The Chinese economy is slowing down. Experts suggest that the time of extensive economical growth is over for China. As it’s on the brink of losing the source of ⅓ of the Chinese economy – property and real estate business. Amidst the multiple measures taken by the Chinese government, people are continuing with their chants – “Construction stops, mortgage stops. Deliver homes and get repaid!”
Housing Crisis is not an unfamiliar term for us. The moment we say housing crisis, it brings back memories of the 2007 housing market crash. That led to a domino effect on the economy leading to mass liquidation of assets and Unemployment.
But the Chinese crisis is a bit different. People who are boycotting mortgages are not defaulters because they can’t pay.
In fact, they can pay. But what is the point of paying the mortgage for a house which has been abandoned by the builder? That is what the Chinese people are going through.

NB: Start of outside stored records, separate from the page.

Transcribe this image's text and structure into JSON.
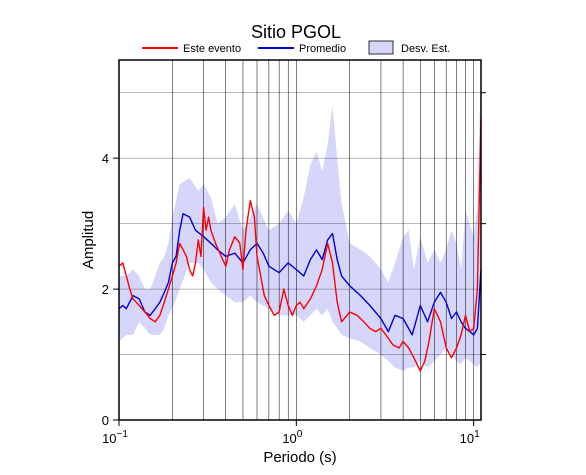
{
  "chart_data": {
    "type": "line",
    "title": "Sitio PGOL",
    "xlabel": "Periodo (s)",
    "ylabel": "Amplitud",
    "xscale": "log",
    "xlim": [
      0.1,
      11
    ],
    "ylim": [
      0,
      5.5
    ],
    "x_ticks": [
      {
        "value": 0.1,
        "base": "10",
        "exp": "−1"
      },
      {
        "value": 1,
        "base": "10",
        "exp": "0"
      },
      {
        "value": 10,
        "base": "10",
        "exp": "1"
      }
    ],
    "y_ticks": [
      0,
      2,
      4
    ],
    "grid": "vertical log gridlines at 1-9 of each decade; horizontal lines at 1, 3, 5 (right side ticks)",
    "legend": {
      "placement": "top",
      "entries": [
        {
          "label": "Este evento",
          "kind": "line",
          "color": "#ff0000"
        },
        {
          "label": "Promedio",
          "kind": "line",
          "color": "#0000dd"
        },
        {
          "label": "Desv. Est.",
          "kind": "fill",
          "color": "#d6d6fb"
        }
      ]
    },
    "series": [
      {
        "name": "Este evento",
        "color": "#ff0000",
        "x": [
          0.1,
          0.105,
          0.11,
          0.115,
          0.12,
          0.125,
          0.13,
          0.14,
          0.15,
          0.16,
          0.17,
          0.18,
          0.19,
          0.2,
          0.21,
          0.22,
          0.23,
          0.24,
          0.25,
          0.26,
          0.27,
          0.28,
          0.29,
          0.3,
          0.31,
          0.32,
          0.33,
          0.35,
          0.37,
          0.4,
          0.42,
          0.45,
          0.48,
          0.5,
          0.52,
          0.55,
          0.58,
          0.6,
          0.63,
          0.66,
          0.7,
          0.75,
          0.8,
          0.85,
          0.9,
          0.95,
          1.0,
          1.05,
          1.1,
          1.2,
          1.3,
          1.4,
          1.5,
          1.6,
          1.7,
          1.8,
          2.0,
          2.2,
          2.4,
          2.6,
          2.8,
          3.0,
          3.2,
          3.5,
          3.8,
          4.0,
          4.3,
          4.6,
          5.0,
          5.3,
          5.6,
          6.0,
          6.5,
          7.0,
          7.5,
          8.0,
          8.5,
          9.0,
          9.5,
          10.0,
          10.5,
          11.0
        ],
        "y": [
          2.35,
          2.4,
          2.2,
          2.0,
          1.85,
          1.8,
          1.75,
          1.65,
          1.55,
          1.5,
          1.6,
          1.8,
          2.0,
          2.2,
          2.4,
          2.7,
          2.6,
          2.5,
          2.3,
          2.2,
          2.4,
          2.75,
          2.5,
          3.25,
          2.9,
          3.1,
          2.9,
          2.7,
          2.55,
          2.35,
          2.6,
          2.8,
          2.7,
          2.3,
          2.9,
          3.35,
          3.1,
          2.5,
          2.2,
          1.9,
          1.75,
          1.6,
          1.65,
          2.0,
          1.75,
          1.6,
          1.75,
          1.8,
          1.7,
          1.85,
          2.05,
          2.3,
          2.7,
          2.4,
          1.8,
          1.5,
          1.65,
          1.6,
          1.5,
          1.4,
          1.35,
          1.4,
          1.3,
          1.15,
          1.1,
          1.2,
          1.1,
          0.95,
          0.75,
          0.9,
          1.2,
          1.7,
          1.5,
          1.1,
          0.95,
          1.1,
          1.3,
          1.6,
          1.35,
          1.4,
          2.0,
          4.6
        ]
      },
      {
        "name": "Promedio",
        "color": "#0000dd",
        "x": [
          0.1,
          0.105,
          0.11,
          0.12,
          0.13,
          0.14,
          0.15,
          0.16,
          0.17,
          0.18,
          0.19,
          0.2,
          0.21,
          0.22,
          0.23,
          0.25,
          0.27,
          0.3,
          0.33,
          0.36,
          0.4,
          0.45,
          0.5,
          0.55,
          0.6,
          0.65,
          0.7,
          0.8,
          0.9,
          1.0,
          1.1,
          1.2,
          1.3,
          1.4,
          1.5,
          1.6,
          1.7,
          1.8,
          2.0,
          2.3,
          2.6,
          3.0,
          3.3,
          3.6,
          4.0,
          4.5,
          5.0,
          5.5,
          6.0,
          6.5,
          7.0,
          7.5,
          8.0,
          8.5,
          9.0,
          9.5,
          10.0,
          10.5,
          11.0
        ],
        "y": [
          1.7,
          1.75,
          1.7,
          1.9,
          1.85,
          1.65,
          1.6,
          1.7,
          1.8,
          1.95,
          2.1,
          2.4,
          2.5,
          2.9,
          3.15,
          3.1,
          2.9,
          2.8,
          2.7,
          2.6,
          2.5,
          2.55,
          2.4,
          2.6,
          2.7,
          2.55,
          2.35,
          2.25,
          2.4,
          2.3,
          2.2,
          2.45,
          2.6,
          2.45,
          2.75,
          2.85,
          2.45,
          2.2,
          2.05,
          1.9,
          1.75,
          1.55,
          1.35,
          1.6,
          1.55,
          1.3,
          1.75,
          1.5,
          1.8,
          1.95,
          1.8,
          1.55,
          1.65,
          1.5,
          1.4,
          1.35,
          1.3,
          1.4,
          2.3
        ]
      }
    ],
    "std_band": {
      "name": "Desv. Est.",
      "color": "#d6d6fb",
      "x": [
        0.1,
        0.11,
        0.12,
        0.13,
        0.14,
        0.15,
        0.16,
        0.17,
        0.18,
        0.19,
        0.2,
        0.22,
        0.25,
        0.28,
        0.3,
        0.33,
        0.36,
        0.4,
        0.45,
        0.5,
        0.55,
        0.6,
        0.7,
        0.8,
        0.9,
        1.0,
        1.1,
        1.2,
        1.3,
        1.4,
        1.5,
        1.6,
        1.7,
        1.8,
        2.0,
        2.3,
        2.6,
        3.0,
        3.3,
        3.6,
        4.0,
        4.3,
        4.6,
        5.0,
        5.5,
        6.0,
        6.5,
        7.0,
        7.5,
        8.0,
        8.5,
        9.0,
        9.5,
        10.0,
        10.5,
        11.0
      ],
      "upper": [
        2.2,
        2.2,
        2.3,
        2.2,
        2.0,
        2.0,
        2.2,
        2.4,
        2.5,
        2.7,
        3.1,
        3.6,
        3.7,
        3.5,
        3.6,
        3.4,
        3.0,
        3.1,
        3.3,
        2.9,
        3.1,
        3.3,
        2.9,
        3.0,
        3.2,
        3.0,
        3.4,
        3.9,
        4.1,
        3.8,
        4.2,
        4.8,
        4.0,
        3.3,
        2.7,
        2.6,
        2.5,
        2.3,
        2.1,
        2.4,
        2.8,
        2.9,
        2.3,
        2.8,
        2.4,
        2.6,
        2.4,
        2.6,
        2.9,
        2.7,
        2.3,
        3.2,
        3.0,
        2.8,
        3.3,
        5.4
      ],
      "lower": [
        1.2,
        1.3,
        1.3,
        1.5,
        1.4,
        1.3,
        1.3,
        1.3,
        1.4,
        1.6,
        1.7,
        2.0,
        2.4,
        2.4,
        2.3,
        2.1,
        2.0,
        1.9,
        1.8,
        1.8,
        1.9,
        1.8,
        1.7,
        1.6,
        1.6,
        1.6,
        1.5,
        1.6,
        1.7,
        1.6,
        1.7,
        1.5,
        1.4,
        1.3,
        1.25,
        1.2,
        1.1,
        1.0,
        0.9,
        0.8,
        0.75,
        0.8,
        0.8,
        0.9,
        0.8,
        0.9,
        1.0,
        1.1,
        1.0,
        0.9,
        0.85,
        0.95,
        0.9,
        0.85,
        0.8,
        0.9
      ]
    }
  }
}
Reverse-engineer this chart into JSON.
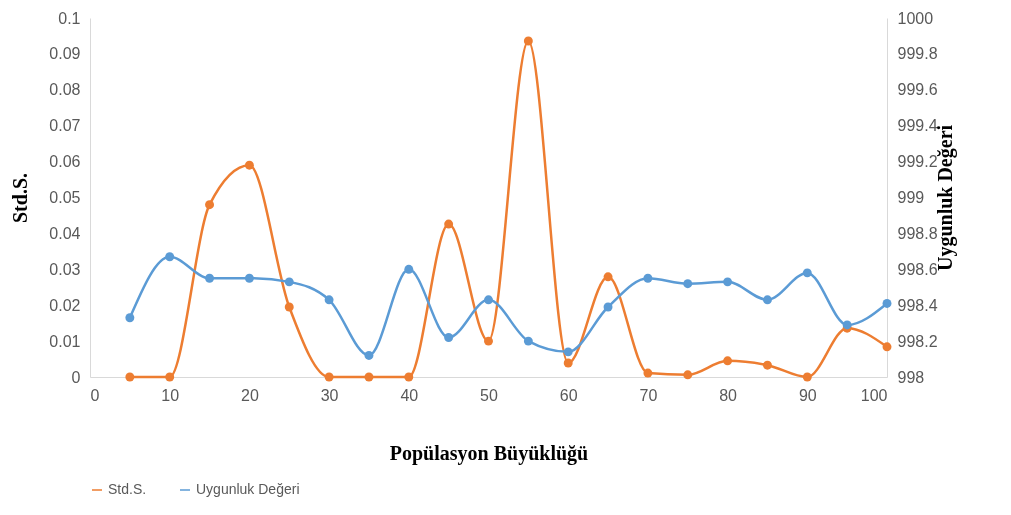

Why is this happening in China in the first place?
Experts suggest that this crisis is government-inflicted. Beijing’s zero-Covid policy is might be great for people but it’s destructive for businesses.
While other countries kept construction projects open, Chinese businesses were forced to halt production and construction during the lockdown.
Due to the repeated lockdowns and restrictions, many property developers had to abandon the construction.
The Chinese property market relies on the liquid cash of the consumers that they pay before owning the property. This cash is then used by the developers to pay the debts and carry on the transaction.
But since many consumers are boycotting the initial payment and mortgage, it has created a domino effect in the economy affecting the banking system and supply chains and creating a cash crunch in the economy.
How are people affected?
Looking at the current situation, it seems like the public has lost trust in the financial system of the country. Due to the lack of liquid assets, many people are living in unfinished, unfurnished houses and apartments for which they paid mortgages.
In a BBC interview, many people said that “they invested all their savings in these properties and since the property developer has withdrawn from the project, now they are essentially homeless and have nowhere else to live but here”.
Many people across China are affected due to the sudden collapse of the economy and are now skeptical about savings and any further investments.
The Government Response
The government has put this load to be handled by local governments who are offering reduced deposits, tax rebates and subsidies to the consumer and relief funds for the developers.
But experts are skeptical of this move since the property crisis has created a disbalance in society. Hence most consumers might not be willing to invest any further in such properties.
Similarly, property developers may feel underconfident to invest any further in any project and buy less land, leading to a catastrophic domino effect in an already destabilized economy.
Experts also suggest that while the involvement of the central government might boost the economy in a short term and the central government has issued a $145bn package for the developers to finish the halted projects but it might not be enough since the current valuation of the halted projects amounts to $444bn.
Hence for developers, it is easier to abandon the project rather than reinvest and finish the construction, a deal that might cost them heavy losses.